Neacsu, M., Vaughan, N., Multari, S., Haljas, E., Scobbie, L., Duncan, G., Cantlay, L., Fyfe, C., Anderson, S.E., Horgan, G.W., Johnstone, A.M. and Russell, W.
||Purpose This study evaluated the postprandial effects following consumption of buckwheat, fava bean, pea, hemp and lupin
compared to meat (beef); focussing on biomarkers of satiety, gut hormones, aminoacids and plant metabolites bioavailability
Methods Ten subjects (n = 3 men; n = 7 women; 42 ± 11.8 years of age; BMI 26 ± 5.8 kg/m2) participated in six 1-day independent
acute interventions, each meal containing 30 g of protein from buckwheat, fava bean, pea, hemp, lupin and meat
(beef). Blood samples were collected during 24-h and VAS questionnaires over 5-h.
Results Volunteers consumed significantly higher amounts of most amino acids from the meat meal, and with few exceptions,
postprandial composition of plasma amino acids was not significantly different after consuming the plant-based meals.

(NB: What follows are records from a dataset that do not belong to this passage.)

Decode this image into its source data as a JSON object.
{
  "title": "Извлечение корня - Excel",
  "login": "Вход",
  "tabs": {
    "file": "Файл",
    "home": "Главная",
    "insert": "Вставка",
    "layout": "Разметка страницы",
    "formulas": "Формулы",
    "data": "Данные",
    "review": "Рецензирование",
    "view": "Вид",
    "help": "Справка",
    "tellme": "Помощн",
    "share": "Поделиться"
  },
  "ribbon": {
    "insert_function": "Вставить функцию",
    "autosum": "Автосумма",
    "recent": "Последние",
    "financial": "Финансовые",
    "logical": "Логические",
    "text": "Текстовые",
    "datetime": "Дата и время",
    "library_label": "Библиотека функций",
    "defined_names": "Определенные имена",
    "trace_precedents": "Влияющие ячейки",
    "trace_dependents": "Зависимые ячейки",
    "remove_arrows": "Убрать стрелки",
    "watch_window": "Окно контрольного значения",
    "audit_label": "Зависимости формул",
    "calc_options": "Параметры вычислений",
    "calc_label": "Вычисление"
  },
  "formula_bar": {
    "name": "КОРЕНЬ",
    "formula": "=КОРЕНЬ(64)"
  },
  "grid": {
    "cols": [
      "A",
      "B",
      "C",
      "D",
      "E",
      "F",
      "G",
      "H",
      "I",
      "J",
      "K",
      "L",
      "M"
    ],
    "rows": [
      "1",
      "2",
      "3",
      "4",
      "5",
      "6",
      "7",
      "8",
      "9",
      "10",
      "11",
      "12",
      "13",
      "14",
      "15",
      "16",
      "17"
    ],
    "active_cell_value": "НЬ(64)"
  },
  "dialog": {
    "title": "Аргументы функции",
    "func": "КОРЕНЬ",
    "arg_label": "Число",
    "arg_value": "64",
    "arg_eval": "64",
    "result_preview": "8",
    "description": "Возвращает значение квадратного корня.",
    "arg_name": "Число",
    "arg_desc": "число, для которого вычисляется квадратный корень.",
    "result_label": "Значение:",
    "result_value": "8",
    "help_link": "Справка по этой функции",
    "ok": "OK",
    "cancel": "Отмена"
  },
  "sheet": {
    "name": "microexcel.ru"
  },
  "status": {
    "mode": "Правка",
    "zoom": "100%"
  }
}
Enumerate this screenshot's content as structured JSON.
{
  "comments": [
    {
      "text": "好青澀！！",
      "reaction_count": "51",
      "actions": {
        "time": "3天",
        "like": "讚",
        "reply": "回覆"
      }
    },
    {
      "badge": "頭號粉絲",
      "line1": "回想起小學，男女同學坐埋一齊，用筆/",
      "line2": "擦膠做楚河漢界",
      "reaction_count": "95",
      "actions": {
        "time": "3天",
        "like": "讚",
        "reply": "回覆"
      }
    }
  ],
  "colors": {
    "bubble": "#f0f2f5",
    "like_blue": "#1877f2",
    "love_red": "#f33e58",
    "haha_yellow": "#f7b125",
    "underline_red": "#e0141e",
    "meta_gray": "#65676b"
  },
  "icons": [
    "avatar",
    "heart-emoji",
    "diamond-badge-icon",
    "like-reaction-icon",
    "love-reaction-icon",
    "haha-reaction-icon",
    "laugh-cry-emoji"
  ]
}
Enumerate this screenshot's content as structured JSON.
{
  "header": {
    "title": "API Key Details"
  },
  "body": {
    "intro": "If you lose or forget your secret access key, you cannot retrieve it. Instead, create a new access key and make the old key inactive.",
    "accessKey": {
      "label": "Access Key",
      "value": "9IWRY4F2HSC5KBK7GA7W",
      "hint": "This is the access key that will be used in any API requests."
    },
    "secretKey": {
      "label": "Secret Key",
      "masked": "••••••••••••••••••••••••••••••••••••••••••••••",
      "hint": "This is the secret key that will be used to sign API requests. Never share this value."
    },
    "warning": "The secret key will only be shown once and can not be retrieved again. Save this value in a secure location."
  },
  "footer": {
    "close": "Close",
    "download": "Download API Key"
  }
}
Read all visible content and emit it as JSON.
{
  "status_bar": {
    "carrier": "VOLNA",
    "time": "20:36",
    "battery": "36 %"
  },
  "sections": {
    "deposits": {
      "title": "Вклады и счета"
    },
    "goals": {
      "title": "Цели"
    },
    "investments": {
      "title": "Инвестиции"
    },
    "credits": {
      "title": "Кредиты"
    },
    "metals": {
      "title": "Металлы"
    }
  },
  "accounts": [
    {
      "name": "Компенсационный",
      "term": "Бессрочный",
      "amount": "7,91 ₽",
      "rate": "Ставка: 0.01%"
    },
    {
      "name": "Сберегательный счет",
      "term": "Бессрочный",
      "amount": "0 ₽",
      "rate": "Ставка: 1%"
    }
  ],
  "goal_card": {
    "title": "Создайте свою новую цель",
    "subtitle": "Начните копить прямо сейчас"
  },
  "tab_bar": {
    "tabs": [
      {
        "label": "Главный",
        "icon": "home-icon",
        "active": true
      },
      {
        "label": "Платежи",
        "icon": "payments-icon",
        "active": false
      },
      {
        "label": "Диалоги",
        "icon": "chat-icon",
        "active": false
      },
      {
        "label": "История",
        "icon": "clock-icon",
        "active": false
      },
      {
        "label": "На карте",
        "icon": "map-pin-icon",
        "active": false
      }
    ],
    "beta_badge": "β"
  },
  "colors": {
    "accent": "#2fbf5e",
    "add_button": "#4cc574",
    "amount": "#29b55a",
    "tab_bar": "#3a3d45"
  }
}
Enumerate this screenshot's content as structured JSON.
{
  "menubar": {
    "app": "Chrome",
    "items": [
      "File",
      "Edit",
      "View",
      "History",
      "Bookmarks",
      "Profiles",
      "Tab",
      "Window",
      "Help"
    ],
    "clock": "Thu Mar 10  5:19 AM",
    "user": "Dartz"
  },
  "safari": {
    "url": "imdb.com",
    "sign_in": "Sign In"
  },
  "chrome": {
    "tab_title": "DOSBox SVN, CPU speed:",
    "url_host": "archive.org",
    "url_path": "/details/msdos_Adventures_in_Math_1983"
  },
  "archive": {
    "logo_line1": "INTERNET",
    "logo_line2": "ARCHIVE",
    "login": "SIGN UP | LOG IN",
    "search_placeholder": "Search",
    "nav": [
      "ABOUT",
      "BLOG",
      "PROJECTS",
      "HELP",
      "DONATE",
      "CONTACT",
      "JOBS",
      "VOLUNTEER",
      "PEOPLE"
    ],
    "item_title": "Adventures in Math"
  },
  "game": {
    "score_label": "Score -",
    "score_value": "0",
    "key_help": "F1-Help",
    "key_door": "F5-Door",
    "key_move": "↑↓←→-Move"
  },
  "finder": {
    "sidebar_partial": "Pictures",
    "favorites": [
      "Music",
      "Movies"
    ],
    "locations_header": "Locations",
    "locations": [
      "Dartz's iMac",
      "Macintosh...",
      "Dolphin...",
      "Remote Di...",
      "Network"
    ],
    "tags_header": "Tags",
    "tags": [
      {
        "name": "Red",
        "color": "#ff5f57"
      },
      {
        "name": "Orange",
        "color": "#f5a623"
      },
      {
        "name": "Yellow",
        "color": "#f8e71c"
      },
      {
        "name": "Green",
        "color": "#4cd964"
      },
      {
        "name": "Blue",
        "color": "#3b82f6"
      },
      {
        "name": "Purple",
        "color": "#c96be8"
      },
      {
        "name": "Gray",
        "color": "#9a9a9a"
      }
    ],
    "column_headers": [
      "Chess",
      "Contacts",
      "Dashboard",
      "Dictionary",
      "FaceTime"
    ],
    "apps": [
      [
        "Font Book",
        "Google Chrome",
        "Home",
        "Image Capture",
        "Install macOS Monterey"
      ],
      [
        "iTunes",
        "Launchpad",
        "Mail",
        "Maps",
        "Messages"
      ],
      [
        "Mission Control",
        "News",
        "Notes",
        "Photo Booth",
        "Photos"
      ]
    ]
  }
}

Buckwheat meal was the most satious (300 min hunger scores, p < 0.05).Significant increase in GLP-1 plasma (AUC, iAUC
p = 0.01) found after hemp compared with the other plant-based meals. Decreased plasma ghrelin concentrations (iAUC
p < 0.05) found on plant (hemp) vs. meat meal. Several plasma metabolites after hemp meal consumption were associated
with hormone trends (partial least squares-discriminant analysis (PLS-DA): 4-hydroxyphenylpyruvic acid, indole 3-pyruvic
acid, 5-hydoxytryptophan, genistein and biochanin A with GLP-1, PYY and insulin; 3-hydroxymandelic acid and luteolidin
with GLP-1 and ghrelin and 4-hydroxymandelic acid, benzoic acid and secoisolariciresinol with insulin and ghrelin. Plasma
branched-chain amino acids (BCAAs), (iAUC, p < 0.001); and phenylalanine and tyrosine (iAUC, p < 0.05) were lower after
buckwheat comparison with meat meal.
Conclusion Plants are valuable sources of amino acids which are promoting satiety. The impact of hemp and buckwheat on
GLP-1 and, respectively, BCAAs should be explored further as could be relevant for aid and prevention of chronic diseases
such as type 2 diabetes.
Study registered with clinicaltrial.gov on 12th July 2013, study ID number: NCT01898351.